MIT/BSD is like putting pristine steel out in the rain. Rust will get to it before long. GPL is like painting it to protect it for generations to come.
Better hope you never have a single vulnerability or someone's going to post it on the internet.
And then you'd have to put it on your servers, not AWS or some other third party with no obligation not to release it or start using it themselves. Meanwhile the open source people have no secrets and can use a commodity CDN or let the users run it locally.
> The ones that build the software. Apple. Oracle.
For DRM that would attempt to prevent you from running it, that doesn't help. People would install iOS on Samsung phones and Oracle's database on third party commodity hardware.
For DRM that would attempt to prevent anyone from making a single copy of the software, when has that worked even today when breaking it is illegal? Meanwhile if it's not illegal you would have to contend with multinational corporations with full on clean rooms and state of the art equipment and if any of them can extract a single key from a single device that's it.
Only if the technology stagnates (or other conditions where a capital advantage proves useless). If it’s a moving target you don’t need any of this. Just basic security measures the likes of which protect the source code of most closed-source software today from everyone but the likes of a handful of nation states.

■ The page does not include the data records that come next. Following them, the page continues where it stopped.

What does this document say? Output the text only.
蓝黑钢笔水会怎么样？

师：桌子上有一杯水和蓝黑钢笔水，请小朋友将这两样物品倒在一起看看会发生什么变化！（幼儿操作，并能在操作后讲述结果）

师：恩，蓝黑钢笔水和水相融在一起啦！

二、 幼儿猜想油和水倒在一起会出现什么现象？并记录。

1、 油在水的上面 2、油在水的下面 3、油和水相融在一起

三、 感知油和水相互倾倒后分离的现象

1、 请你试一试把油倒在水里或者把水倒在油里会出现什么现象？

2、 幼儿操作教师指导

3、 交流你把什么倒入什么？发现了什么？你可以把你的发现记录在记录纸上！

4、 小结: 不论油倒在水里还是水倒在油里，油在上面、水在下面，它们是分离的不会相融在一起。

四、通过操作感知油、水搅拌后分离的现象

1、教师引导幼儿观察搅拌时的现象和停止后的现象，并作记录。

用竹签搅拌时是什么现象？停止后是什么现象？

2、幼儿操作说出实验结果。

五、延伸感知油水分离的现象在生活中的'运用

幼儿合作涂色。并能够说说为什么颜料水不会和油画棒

> People would install iOS on Samsung phones and Oracle's database on third party commodity hardware
Some people might. Most wouldn’t. Certainly not the vast majority of the people willing to pay for apps and hence the market for devs.

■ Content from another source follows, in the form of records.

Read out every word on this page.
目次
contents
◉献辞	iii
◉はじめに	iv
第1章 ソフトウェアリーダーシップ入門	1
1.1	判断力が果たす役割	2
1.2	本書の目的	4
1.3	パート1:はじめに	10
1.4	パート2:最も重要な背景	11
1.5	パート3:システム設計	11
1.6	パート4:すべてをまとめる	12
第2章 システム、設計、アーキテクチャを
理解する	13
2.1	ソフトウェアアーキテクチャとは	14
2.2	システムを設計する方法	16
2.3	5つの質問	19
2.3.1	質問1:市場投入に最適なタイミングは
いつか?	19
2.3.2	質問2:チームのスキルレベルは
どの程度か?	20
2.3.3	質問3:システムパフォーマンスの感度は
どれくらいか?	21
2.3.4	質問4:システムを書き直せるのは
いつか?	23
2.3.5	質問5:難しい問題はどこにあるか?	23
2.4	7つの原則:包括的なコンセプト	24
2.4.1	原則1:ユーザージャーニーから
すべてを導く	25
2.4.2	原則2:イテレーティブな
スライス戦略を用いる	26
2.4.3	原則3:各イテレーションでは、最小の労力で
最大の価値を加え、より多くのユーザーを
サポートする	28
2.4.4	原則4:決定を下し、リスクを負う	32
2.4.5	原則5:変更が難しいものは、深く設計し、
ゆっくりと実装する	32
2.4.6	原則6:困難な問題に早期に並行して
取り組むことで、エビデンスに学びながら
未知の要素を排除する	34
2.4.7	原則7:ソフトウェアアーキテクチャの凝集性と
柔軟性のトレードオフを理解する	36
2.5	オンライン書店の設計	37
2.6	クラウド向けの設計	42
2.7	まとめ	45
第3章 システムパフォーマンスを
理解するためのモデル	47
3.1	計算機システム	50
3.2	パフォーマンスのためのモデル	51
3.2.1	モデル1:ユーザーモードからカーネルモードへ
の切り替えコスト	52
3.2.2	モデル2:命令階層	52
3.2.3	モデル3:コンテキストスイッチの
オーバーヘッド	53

But they are still based on the training data. An untrained model is a random noise generator. A model trained exclusively on GPL code will therefore obviously only generate useful code thanks to the GPL input. The output is literally derived from the "training data" input and the prompt.
Now, given the input is a much more substantial than the prompt by orders of magnitude, the prompt is basically irrelevant.
So what the license of the output should be based on is the training data. The big players can only avoid this logical conclusion by pretending that the model ("AI") is some kind of intelligent entity and also by training on everything so any license is only a minority of the input. It's just manipulation.
That's assuming both that defending requires the same level of resources as attacking and that the company trying to keep the changes a secret has a capital advantage.
The current attempts to do these things are performed by multibillion dollar corporations and then cracked by individual teenagers, and now you're adding the likes of Google, Amazon, Facebook, Samsung, etc. to the list of attackers. Apple is currently slightly bigger than any one of them but certainly not all of them put together and all of the teenagers and foreign governments in the world.
> Some people might. Most wouldn’t. Certainly not the vast majority of the people willing to pay for apps and hence the market for devs.
Samsung is a large conglomerate with in-house experience making modern electronics down to having their own fabs and making their own CPUs and flash. They would hand an iPhone to their techs, tell them to extract the code and then offer it as a checkbox to install iOS when you buy one of their phones. Nobody would choose that over the same phone with Android?
For that matter Apple would be attempting to use the same system to stop people from copying apps, but then competitors would do the same thing there, and then who is buying an iPhone that tries to charge you for apps that everyone else has extracted and made available for free?
An obvious practical problem with this is that the licenses are variously incompatible with one another:
https://en.wikipedia.org/wiki/License_compatibility
> The big players can only avoid this logical conclusion by pretending that the model ("AI") is some kind of intelligent entity and also by training on everything so any license is only a minority of the input.
Whether it's an intelligent entity or not doesn't really enter into it. The real question is whether the output is taking enough from some particular input to make it a derivative. Which ought to depend on what a given output actually looks like.